A brand with a 50,000-SKU fast-fashion catalog and no 3D patterns should not be buying physics simulation; statistical recommendation will move the needle faster and cheaper. A premium denim label with digitized patterns and a brutal thigh-fit problem is leaving money on the table if it doesn't simulate. The mistake is treating these as competitors rather than as different tools for different economics.

The Feature My Own Lawyer Killed

Nobody puts this part in the sales deck. The day we were ready to ship the body-scan feature, it ran into a wall I hadn't taken seriously enough: biometric privacy law.

Under GDPR, a 3D body scan is "special category" biometric data — the most heavily protected tier there is. In Illinois, BIPA imposes strict rules on collecting, storing, and sharing exactly this kind of data, with real teeth, and more US states are expanding similar laws every year. I watched a consent-flow screen go up that effectively blocked our most impressive feature for a chunk of the country until we redesigned how it worked.

That redesign turned out to be a feature, not a bug. The answer is on-device processing — do the measurement math on the shopper's phone and never let the raw scan leave it. It's now emerging as the privacy-first standard, and it happens to also be the thing that makes shoppers comfortable enough to actually use the tool. But you have to design for it from the start. Bolt a body-scanner onto a fashion site without thinking about BIPA, and you haven't built a fit tool; you've built a class-action lawsuit with a try-on button.

Is AI Fit Prediction Real, or Just Hype?

People ask me this constantly, and the honest answer is: the underlying market is real and growing fast — the size-and-fit prediction segment is projected to roughly triple from about $1.05 billion in 2024 toward $2.95 billion by 2029 — but most of the deployments are hype, because they pick a technology before they understand the problem.

So we don't sell a single product. We start with a brand's own returns data and ask which failure is actually costing them money — wrong size selected, or wrong fit expectation. Then we match the approach to the economics: statistical recommendation for high-SKU catalogs, photo-based measurement pipelines for fit-sensitive categories, and physics-based simulation for the brands whose 3D design maturity can support it — vendor-neutral, privacy-compliant, and built around the specific return patterns in their data.
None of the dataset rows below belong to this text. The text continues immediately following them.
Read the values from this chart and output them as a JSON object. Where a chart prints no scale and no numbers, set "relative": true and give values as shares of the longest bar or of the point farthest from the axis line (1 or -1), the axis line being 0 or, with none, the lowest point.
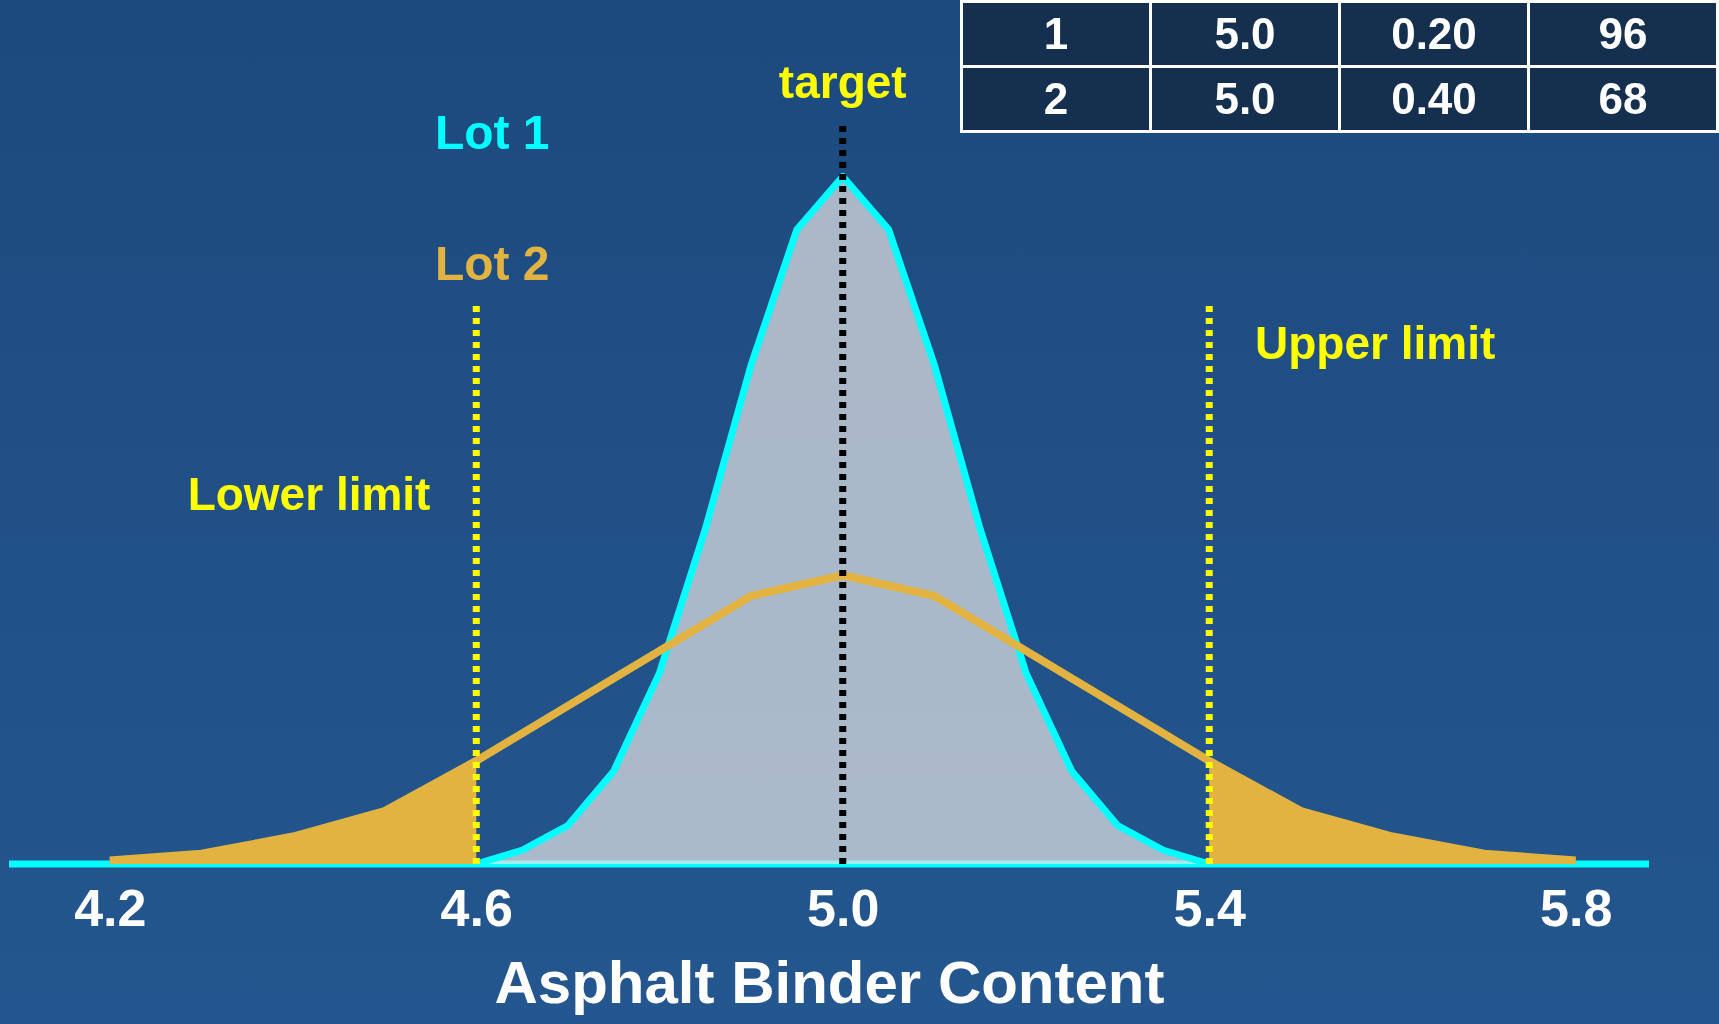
{
  "chart_data": {
    "type": "line",
    "relative": true,
    "xlabel": "Asphalt Binder Content",
    "xlim": [
      4.09,
      5.88
    ],
    "xticks": [
      {
        "value": 4.2,
        "label": "4.2"
      },
      {
        "value": 4.6,
        "label": "4.6"
      },
      {
        "value": 5.0,
        "label": "5.0"
      },
      {
        "value": 5.4,
        "label": "5.4"
      },
      {
        "value": 5.8,
        "label": "5.8"
      }
    ],
    "series": [
      {
        "name": "Lot 1",
        "type": "area",
        "color": "#00ffff",
        "x": [
          4.6,
          4.65,
          4.7,
          4.75,
          4.8,
          4.85,
          4.9,
          4.95,
          5.0,
          5.05,
          5.1,
          5.15,
          5.2,
          5.25,
          5.3,
          5.35,
          5.4
        ],
        "values": [
          0.0,
          0.02,
          0.056,
          0.135,
          0.278,
          0.487,
          0.726,
          0.923,
          1.0,
          0.923,
          0.726,
          0.487,
          0.278,
          0.135,
          0.056,
          0.02,
          0.0
        ]
      },
      {
        "type": "area",
        "color": "#e3b341",
        "x": [
          4.2,
          4.3,
          4.4,
          4.5,
          4.6
        ],
        "values": [
          0.005,
          0.015,
          0.04,
          0.077,
          0.15
        ]
      },
      {
        "type": "area",
        "color": "#e3b341",
        "x": [
          5.4,
          5.5,
          5.6,
          5.7,
          5.8
        ],
        "values": [
          0.15,
          0.077,
          0.04,
          0.015,
          0.005
        ]
      },
      {
        "name": "Lot 2",
        "color": "#e3b341",
        "x": [
          4.2,
          4.3,
          4.4,
          4.5,
          4.6,
          4.7,
          4.8,
          4.9,
          5.0,
          5.1,
          5.2,
          5.3,
          5.4,
          5.5,
          5.6,
          5.7,
          5.8
        ],
        "values": [
          0.005,
          0.015,
          0.04,
          0.077,
          0.15,
          0.23,
          0.31,
          0.39,
          0.42,
          0.39,
          0.31,
          0.23,
          0.15,
          0.077,
          0.04,
          0.015,
          0.005
        ]
      }
    ],
    "ref_lines": [
      {
        "axis": "x",
        "value": 5.0,
        "label": "target",
        "color": "#000000",
        "line_style": "dotted"
      },
      {
        "axis": "x",
        "value": 4.6,
        "label": "Lower limit",
        "color": "#ffff00",
        "line_style": "dotted"
      },
      {
        "axis": "x",
        "value": 5.4,
        "label": "Upper limit",
        "color": "#ffff00",
        "line_style": "dotted"
      }
    ],
    "annotations": [
      "1",
      "5.0",
      "0.20",
      "96",
      "2",
      "5.0",
      "0.40",
      "68"
    ]
  }
}
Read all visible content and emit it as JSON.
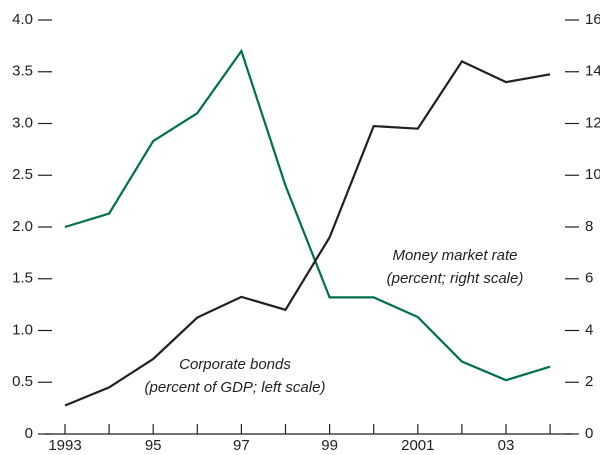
{
  "chart_data": {
    "type": "line",
    "categories": [
      "1993",
      null,
      "95",
      null,
      "97",
      null,
      "99",
      null,
      "2001",
      null,
      "03",
      null
    ],
    "series": [
      {
        "name": "Corporate bonds",
        "color": "#00704a",
        "axis": "y",
        "values": [
          2.0,
          2.13,
          2.83,
          3.1,
          3.7,
          2.4,
          1.32,
          1.32,
          1.13,
          0.7,
          0.52,
          0.65
        ]
      },
      {
        "name": "Money market rate",
        "color": "#231f20",
        "axis": "y2",
        "values": [
          1.1,
          1.8,
          2.9,
          4.5,
          5.3,
          4.8,
          7.6,
          11.9,
          11.8,
          14.4,
          13.6,
          13.9
        ]
      }
    ],
    "annotations": [
      {
        "lines": [
          "Corporate bonds",
          "(percent of GDP; left scale)"
        ]
      },
      {
        "lines": [
          "Money market rate",
          "(percent; right scale)"
        ]
      }
    ],
    "ylim": [
      0,
      4
    ],
    "yticks": [
      0,
      0.5,
      {
        "value": 1,
        "label": "1.0"
      },
      1.5,
      {
        "value": 2,
        "label": "2.0"
      },
      2.5,
      {
        "value": 3,
        "label": "3.0"
      },
      3.5,
      {
        "value": 4,
        "label": "4.0"
      }
    ],
    "y2lim": [
      0,
      16
    ],
    "y2ticks": [
      0,
      2,
      4,
      6,
      8,
      10,
      12,
      14,
      16
    ],
    "grid": false
  }
}
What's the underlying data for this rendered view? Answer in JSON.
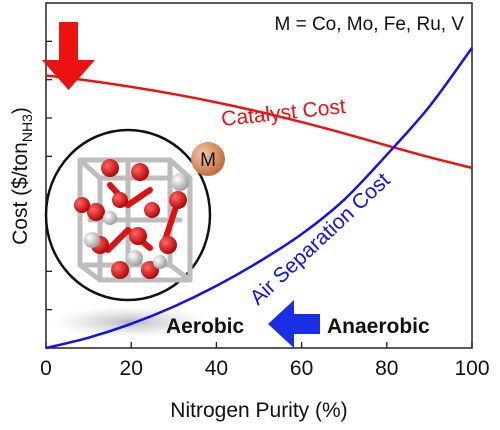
{
  "chart_data": {
    "type": "line",
    "xlabel": "Nitrogen Purity (%)",
    "ylabel": "Cost ($/ton",
    "ylabel_sub": "NH3",
    "ylabel_close": ")",
    "xlim": [
      0,
      100
    ],
    "ylim": [
      0,
      1
    ],
    "xticks": [
      0,
      20,
      40,
      60,
      80,
      100
    ],
    "y_tick_labels_shown": false,
    "grid": false,
    "metals_label": "M = Co, Mo, Fe, Ru, V",
    "metal_marker_label": "M",
    "series": [
      {
        "name": "Catalyst Cost",
        "color": "#ee1111",
        "x": [
          0,
          10,
          20,
          30,
          40,
          50,
          60,
          70,
          80,
          90,
          100
        ],
        "y": [
          0.79,
          0.775,
          0.757,
          0.736,
          0.712,
          0.685,
          0.655,
          0.622,
          0.587,
          0.553,
          0.522
        ]
      },
      {
        "name": "Air Separation Cost",
        "color": "#1111ee",
        "x": [
          0,
          10,
          20,
          30,
          40,
          50,
          60,
          70,
          80,
          90,
          100
        ],
        "y": [
          0.0,
          0.03,
          0.07,
          0.12,
          0.18,
          0.25,
          0.33,
          0.43,
          0.56,
          0.7,
          0.87
        ]
      }
    ],
    "annotations": {
      "aerobic": "Aerobic",
      "anaerobic": "Anaerobic"
    },
    "colors": {
      "red_arrow": "#ee1111",
      "blue_arrow": "#1a2ee6",
      "metal_sphere": "#d4875a"
    }
  }
}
That's the entire philosophy behind what we built, and it comes directly from the month I spent watching a one-size-fits-all answer fall apart.

The other question I get is whether any of this is worth the integration cost. I used to dread that one until I started watching the after-numbers land: shoppers who engage with well-built AI sizing convert at meaningfully higher rates, and return reductions of 25 to 50 percent in the first year are achievable. There's a regulatory tailwind too — the EU is moving to ban the destruction of unsold stock, and reverse logistics already burns hundreds of thousands of tonnes of CO2 a year. Every return you prevent is money, carbon, and inventory you keep.

The lesson that demo taught me has held up for years now. A flattering picture will sell the garment. Only physics — or the right data, honestly applied — will make sure it stays sold. Fashion has spent a decade trying to photograph its way out of a problem that was always going to be solved with a measurement.